The next morning Belle was doing fine, awake, talking, minimal abdominal pain from her incision. Still no signs of peritonitis (or pleuritis, for that matter), and no further bleeding from her chest tube. She was very understanding as I explained how I was still trying to find how the hell this bullet got into her stomach, and that the next test would be an upper endoscopy. Later that day the endoscopist looked at every square centimetre of the inside of both her œsophagus and stomach. NOTHING. No blood, no injury, no hole. Nothing. NOTHING!
Hmmmmmm.
There had to be a hole there! Where the hell is the goddamned hole?
My final study, my last chance, was a swallow study under fluoroscopy. Belle swallowed oral contrast and the radiologist watched it under real-time fluoroscopy. THAT will definitely show me the site of the injury leaing. It will show the injury, right? RIGHT??
Nope. It was normal. Negative. Nothing. There was no hole anywhere.
FUCKING HMMMMMMMMMMMMMMMMMMMM
Over the next 4 days Belle had what I can only call a completely normal recovery from a completely abnormal surgery (her chest tube was removed on day 3). By her fifth day in hospital, she had essentially no pain, she was eating, she was pooping, she was walking, and she was ready to go home.
I saw her back in my office a week later, and she was continuing her totally normal recovery. I tried (and probably failed) to explain how bizarre a situation this was, and that she was a once-in-a-career type of patient. Sure I've seen other patients who probably should have sustained some kind of damage based on their mechanism of injury but didn't, but never something like this. And I probably never will again.

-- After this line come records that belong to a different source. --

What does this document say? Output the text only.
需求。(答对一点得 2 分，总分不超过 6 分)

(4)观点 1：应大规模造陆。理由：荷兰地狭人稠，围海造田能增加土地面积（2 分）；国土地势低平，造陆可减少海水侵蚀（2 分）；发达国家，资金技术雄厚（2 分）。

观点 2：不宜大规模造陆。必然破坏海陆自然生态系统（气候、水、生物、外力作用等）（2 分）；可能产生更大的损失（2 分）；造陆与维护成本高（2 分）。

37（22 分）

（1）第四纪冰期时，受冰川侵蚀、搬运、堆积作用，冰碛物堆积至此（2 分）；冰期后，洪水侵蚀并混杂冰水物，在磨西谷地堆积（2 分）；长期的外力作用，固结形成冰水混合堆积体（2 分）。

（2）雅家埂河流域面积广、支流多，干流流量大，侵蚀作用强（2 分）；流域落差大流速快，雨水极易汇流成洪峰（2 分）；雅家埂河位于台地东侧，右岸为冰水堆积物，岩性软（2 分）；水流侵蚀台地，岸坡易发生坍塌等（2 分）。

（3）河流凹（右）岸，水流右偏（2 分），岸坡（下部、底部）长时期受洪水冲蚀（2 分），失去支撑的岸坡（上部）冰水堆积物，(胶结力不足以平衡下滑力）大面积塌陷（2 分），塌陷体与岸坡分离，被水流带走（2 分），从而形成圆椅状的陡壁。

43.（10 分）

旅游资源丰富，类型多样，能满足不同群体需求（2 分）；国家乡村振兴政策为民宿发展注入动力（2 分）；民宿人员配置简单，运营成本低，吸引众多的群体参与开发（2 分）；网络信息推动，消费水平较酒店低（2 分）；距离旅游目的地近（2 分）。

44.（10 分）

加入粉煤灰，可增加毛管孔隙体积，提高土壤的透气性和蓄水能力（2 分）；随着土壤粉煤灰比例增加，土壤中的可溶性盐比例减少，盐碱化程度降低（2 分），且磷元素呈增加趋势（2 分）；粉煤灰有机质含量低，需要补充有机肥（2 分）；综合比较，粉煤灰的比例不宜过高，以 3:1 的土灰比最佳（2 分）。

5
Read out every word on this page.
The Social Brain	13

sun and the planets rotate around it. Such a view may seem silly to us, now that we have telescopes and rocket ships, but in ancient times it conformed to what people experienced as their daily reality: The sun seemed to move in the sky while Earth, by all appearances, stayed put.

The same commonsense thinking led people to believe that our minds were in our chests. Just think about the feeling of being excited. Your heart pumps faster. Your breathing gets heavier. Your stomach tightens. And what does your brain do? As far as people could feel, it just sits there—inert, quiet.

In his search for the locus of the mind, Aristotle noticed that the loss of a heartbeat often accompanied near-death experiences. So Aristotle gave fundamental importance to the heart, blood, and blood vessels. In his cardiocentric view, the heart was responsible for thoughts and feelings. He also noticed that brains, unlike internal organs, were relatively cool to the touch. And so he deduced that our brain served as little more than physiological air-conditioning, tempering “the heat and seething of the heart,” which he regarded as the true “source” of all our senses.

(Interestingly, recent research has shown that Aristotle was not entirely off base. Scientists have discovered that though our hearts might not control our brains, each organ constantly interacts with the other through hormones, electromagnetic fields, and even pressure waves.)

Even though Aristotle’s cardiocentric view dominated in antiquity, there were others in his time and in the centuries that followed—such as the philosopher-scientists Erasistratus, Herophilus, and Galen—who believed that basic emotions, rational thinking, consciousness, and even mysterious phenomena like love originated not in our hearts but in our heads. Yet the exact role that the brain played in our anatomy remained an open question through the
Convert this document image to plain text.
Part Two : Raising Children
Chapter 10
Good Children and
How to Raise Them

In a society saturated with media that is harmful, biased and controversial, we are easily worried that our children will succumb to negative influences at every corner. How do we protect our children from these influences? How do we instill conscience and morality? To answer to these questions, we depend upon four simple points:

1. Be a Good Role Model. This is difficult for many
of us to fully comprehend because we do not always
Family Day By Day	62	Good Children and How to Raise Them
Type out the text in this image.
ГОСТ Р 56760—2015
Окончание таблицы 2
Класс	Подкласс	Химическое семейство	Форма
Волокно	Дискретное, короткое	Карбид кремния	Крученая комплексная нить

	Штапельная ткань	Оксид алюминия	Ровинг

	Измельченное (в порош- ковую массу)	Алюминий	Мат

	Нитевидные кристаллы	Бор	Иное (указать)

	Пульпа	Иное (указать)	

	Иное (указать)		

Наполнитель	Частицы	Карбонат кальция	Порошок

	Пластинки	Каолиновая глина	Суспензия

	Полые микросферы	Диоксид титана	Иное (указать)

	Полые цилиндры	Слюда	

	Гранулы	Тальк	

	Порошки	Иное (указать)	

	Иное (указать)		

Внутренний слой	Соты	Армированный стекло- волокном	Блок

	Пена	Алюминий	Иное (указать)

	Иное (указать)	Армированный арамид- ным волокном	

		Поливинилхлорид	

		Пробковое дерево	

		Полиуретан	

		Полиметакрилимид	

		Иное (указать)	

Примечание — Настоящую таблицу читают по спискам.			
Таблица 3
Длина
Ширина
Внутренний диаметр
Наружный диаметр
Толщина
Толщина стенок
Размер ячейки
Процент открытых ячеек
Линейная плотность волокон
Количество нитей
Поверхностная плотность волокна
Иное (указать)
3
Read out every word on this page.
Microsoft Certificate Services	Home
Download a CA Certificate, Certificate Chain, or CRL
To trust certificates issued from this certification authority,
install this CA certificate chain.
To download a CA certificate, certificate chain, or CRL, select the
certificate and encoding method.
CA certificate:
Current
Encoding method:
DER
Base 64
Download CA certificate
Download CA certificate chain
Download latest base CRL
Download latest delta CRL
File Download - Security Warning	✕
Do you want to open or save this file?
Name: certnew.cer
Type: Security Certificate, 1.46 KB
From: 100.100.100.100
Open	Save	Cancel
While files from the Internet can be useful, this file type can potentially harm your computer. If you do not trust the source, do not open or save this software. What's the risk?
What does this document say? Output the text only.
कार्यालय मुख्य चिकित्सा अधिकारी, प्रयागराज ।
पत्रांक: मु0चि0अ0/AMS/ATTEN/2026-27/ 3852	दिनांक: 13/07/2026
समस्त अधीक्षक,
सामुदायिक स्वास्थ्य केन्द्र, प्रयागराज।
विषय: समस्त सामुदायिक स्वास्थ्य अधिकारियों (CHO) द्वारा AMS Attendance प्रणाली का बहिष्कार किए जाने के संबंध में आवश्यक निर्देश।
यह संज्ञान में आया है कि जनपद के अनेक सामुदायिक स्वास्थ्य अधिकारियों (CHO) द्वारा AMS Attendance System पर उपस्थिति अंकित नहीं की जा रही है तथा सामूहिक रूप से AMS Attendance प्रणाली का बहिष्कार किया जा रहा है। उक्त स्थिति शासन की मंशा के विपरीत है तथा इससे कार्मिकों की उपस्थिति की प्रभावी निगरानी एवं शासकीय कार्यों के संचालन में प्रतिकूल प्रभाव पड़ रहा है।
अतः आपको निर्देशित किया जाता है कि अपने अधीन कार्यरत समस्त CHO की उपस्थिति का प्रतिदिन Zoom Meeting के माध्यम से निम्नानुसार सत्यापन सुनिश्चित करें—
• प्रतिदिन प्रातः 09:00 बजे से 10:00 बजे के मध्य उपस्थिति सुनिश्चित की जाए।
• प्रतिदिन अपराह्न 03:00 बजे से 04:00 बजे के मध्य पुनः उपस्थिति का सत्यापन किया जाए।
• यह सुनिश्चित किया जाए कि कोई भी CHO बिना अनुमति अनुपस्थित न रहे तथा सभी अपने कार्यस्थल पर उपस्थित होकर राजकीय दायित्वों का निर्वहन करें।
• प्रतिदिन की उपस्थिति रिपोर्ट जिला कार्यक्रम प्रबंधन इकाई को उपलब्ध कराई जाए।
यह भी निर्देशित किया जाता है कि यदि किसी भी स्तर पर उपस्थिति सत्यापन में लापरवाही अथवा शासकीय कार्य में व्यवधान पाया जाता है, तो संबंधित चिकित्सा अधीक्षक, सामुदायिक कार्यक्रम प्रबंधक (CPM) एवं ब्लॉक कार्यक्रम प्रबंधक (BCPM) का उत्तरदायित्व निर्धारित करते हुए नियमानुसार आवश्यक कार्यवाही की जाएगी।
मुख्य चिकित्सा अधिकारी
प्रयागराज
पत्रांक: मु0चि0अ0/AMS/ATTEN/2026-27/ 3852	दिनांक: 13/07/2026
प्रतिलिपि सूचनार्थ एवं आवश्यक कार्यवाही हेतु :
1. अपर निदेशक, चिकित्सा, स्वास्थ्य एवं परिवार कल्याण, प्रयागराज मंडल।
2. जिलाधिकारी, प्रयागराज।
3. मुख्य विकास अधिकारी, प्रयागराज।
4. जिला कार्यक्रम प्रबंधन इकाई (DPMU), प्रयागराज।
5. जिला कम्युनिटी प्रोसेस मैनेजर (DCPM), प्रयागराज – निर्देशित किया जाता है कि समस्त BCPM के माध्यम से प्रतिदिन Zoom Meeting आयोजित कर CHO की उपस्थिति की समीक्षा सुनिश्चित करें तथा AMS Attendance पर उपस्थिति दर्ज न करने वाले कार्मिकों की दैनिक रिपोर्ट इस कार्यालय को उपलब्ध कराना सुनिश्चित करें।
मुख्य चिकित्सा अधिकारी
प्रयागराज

Belle just laughed and said "Thank you for saving my life."
I was not and still am not sure I saved anything (except maybe her lung).
I have presented this case to literally every other trauma surgeon at my hospital, a few trauma surgeons from other hospitals, a few trauma surgeons from other countries, and DadBastard (who you may remember was a general surgeon for several decades). Not a single one has been able to offer me any insight as to how the FUCK this actually happened other than "Well, I guess it was a magic bullet".
So I offer it to you folks. HOW THE HELL DID THIS HAPPEN?